For lots of characters, the model of a single hero going on a journey and achieving their goal because they take the right actions, or learn the right thing, is unsatisfactory and unrealistic. You might be able to tell a story of one woman succeeding in a man’s world, or one black person succeeding in a white world, or one gender fluid person succeeding in a gender binary world, but those are all stories of exceptional heroes.

Not every woman, person of color or non-heterosexual has a story that suits the exceptional single hero paradigm (neither does every straight white man). What if your character doesn’t have one goal, one simple “want”? What if they want to have a successful career, a happy relationship, and be a good mother, all at the same time? What if they don’t want to have to choose?

The models we have been using don’t work for all characters. The traditional model in screenwriting in the late 20th century was based on ideas explored, defined and popularized almost entirely by white men, and resulted in stories favoring single white male heroes. That’s no longer adequate in a world where diversity and non-uniformity are increasingly valued. And where the characters we want to explore are often diverse and non-uniform.

What if the Hero’s Journey leads only to a dead end?

Moving forward, it’s not as simple as saying “well, we’ll concentrate on different kinds of characters, of different gender, race and sexual identity.” Much of the way we write characters is based on the traditional ideas we are looking to move beyond. The issues are a lot deeper than the surface nature of our characters.

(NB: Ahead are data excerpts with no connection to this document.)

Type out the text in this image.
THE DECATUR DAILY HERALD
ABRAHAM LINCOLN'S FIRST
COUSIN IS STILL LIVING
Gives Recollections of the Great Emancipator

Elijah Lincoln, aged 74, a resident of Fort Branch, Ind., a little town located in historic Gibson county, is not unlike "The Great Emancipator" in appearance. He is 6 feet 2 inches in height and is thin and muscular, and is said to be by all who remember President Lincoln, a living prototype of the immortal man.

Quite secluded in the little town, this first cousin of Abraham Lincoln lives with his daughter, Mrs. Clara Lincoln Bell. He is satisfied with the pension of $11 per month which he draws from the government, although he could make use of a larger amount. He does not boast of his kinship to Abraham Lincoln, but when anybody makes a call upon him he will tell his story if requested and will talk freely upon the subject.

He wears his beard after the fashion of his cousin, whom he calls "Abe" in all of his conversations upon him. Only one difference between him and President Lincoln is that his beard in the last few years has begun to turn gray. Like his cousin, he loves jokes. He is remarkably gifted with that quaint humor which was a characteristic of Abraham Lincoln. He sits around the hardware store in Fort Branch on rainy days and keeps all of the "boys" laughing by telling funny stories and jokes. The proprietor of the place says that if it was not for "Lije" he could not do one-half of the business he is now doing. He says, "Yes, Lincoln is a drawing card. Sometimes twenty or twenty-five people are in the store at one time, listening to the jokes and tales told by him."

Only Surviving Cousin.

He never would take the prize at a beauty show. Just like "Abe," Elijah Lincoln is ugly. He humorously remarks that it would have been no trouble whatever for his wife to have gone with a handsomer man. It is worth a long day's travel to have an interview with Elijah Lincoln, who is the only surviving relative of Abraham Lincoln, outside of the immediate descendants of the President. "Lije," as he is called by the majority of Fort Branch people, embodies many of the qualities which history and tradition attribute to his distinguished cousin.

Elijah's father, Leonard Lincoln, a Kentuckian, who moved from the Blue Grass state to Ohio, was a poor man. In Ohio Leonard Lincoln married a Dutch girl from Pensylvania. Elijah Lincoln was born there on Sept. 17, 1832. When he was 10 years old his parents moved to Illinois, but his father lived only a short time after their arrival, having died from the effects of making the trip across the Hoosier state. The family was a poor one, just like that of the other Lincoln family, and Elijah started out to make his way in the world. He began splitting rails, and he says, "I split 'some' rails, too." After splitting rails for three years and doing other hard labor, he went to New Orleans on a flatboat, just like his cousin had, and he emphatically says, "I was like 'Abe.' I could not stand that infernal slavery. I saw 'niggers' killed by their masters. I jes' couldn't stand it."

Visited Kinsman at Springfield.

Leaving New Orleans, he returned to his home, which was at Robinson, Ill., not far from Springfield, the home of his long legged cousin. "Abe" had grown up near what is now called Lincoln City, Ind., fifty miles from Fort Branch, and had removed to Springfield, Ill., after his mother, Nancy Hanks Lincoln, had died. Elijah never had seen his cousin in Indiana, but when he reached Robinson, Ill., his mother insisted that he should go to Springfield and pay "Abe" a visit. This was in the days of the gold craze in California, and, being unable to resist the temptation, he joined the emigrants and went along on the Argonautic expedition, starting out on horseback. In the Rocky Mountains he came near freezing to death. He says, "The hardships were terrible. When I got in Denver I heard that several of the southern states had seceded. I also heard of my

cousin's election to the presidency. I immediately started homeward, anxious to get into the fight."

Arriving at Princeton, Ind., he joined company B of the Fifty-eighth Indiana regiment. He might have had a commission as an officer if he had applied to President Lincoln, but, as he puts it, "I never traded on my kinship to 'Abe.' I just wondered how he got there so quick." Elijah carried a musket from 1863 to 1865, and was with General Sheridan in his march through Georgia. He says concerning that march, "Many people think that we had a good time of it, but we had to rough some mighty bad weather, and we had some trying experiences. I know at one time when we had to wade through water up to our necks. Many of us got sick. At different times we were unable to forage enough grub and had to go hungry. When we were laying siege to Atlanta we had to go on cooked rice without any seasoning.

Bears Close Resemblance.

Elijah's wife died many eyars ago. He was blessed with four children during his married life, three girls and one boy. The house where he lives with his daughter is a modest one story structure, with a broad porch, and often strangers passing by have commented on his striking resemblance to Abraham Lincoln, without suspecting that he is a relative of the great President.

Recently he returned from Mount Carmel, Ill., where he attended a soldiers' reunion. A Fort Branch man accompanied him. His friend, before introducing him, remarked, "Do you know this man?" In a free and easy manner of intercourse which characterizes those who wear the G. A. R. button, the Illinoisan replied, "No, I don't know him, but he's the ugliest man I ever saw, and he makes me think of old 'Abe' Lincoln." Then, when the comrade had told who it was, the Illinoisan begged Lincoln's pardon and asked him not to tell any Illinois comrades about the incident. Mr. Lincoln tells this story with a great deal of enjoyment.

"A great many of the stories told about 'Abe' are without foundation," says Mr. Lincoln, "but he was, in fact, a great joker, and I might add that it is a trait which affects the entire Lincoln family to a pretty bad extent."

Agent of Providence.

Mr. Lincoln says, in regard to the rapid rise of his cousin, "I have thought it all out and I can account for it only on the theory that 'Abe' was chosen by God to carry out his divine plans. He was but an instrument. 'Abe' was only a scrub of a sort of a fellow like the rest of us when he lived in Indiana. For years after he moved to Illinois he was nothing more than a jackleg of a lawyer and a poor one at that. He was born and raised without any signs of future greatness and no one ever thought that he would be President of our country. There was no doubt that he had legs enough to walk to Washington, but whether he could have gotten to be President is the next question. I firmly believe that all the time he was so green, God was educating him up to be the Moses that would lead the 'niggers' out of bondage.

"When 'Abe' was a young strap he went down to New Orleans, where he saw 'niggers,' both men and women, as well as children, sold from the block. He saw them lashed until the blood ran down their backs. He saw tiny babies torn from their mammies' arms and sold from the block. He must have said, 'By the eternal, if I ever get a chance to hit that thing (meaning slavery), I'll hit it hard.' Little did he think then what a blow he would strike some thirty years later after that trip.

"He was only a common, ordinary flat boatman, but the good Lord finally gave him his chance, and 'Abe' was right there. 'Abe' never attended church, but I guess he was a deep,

The idea of a clear journey through a world assumes that there is one world a character is moving through. But a person of color may exist in a world within worlds. She might live in an immediate world where her skin color is unimportant but work in a world where her skin color defines how she is treated. Being a woman wishing to work may be a huge problem in her immediate world, and of little importance in her working world. And she may be hiding the fact that she is a lesbian from everyone, in both worlds. Her sexuality is a secret third world.

Where is her single journey in that story? What is the single world she is moving through? She doesn’t fit the model. Does that mean we can’t write her?
Of course not. We need to look at character in new ways, ways that give us useful practical knowledge that helps us to write well.    

One new way of thinking is to explore the relationship between Character and Power. This is at the heart of my new workshop, because understanding how Power works in a story, who has it, what you must do to get it, and what happens when you try, gives insight into the nature of character and action in a way that linear models of character development don’t. It leads you to the heart of your character story.

Understanding the dynamics of a story of a woman in a man’s world is relatively simple. This kind of story is a “single-world story”, where there is only one power hierarchy for her to navigate. “Silence of the Lambs” is this.

The dynamics of a story of woman in a woman’s world which is in turn contained within a man’s world is more difficult. This is a “double-world story”, with two power hierarchies for her to make her way through. For the heroine of this story successful action, doing something that has the result you want, is extremely difficult. She is a long way from the traditional screen hero model. “Winter’s Bone” is this.

There are other kinds of characters though, characters who because of their gender, race or sexuality, or a mix of these things, don’t have access to power. How do you write disempowered characters in such a way as to make them compulsive? And what if your story is not about them becoming powerful, but about what it is like to be powerless?

We will be looking at these kinds of characters and stories too, as well as unfolding the secrets, in some detail, of a story genre which specializes in exploring what power means, particularly for women, how it is found, and how it is expressed. A genre that has always generated amazing female characters, and probably because of this has been pushed to the side for too long. The Melodrama.

It’s open to anyone interested in these ideas. Full of clips, examples, provocation and fun. Practical and useful to anyone working on screen stories: this is not about theory, it’s about thinking hard and in new ways about diverse characters in order to make our screenwriting better.

And as usual plenty of notes to take away with you from the workshop.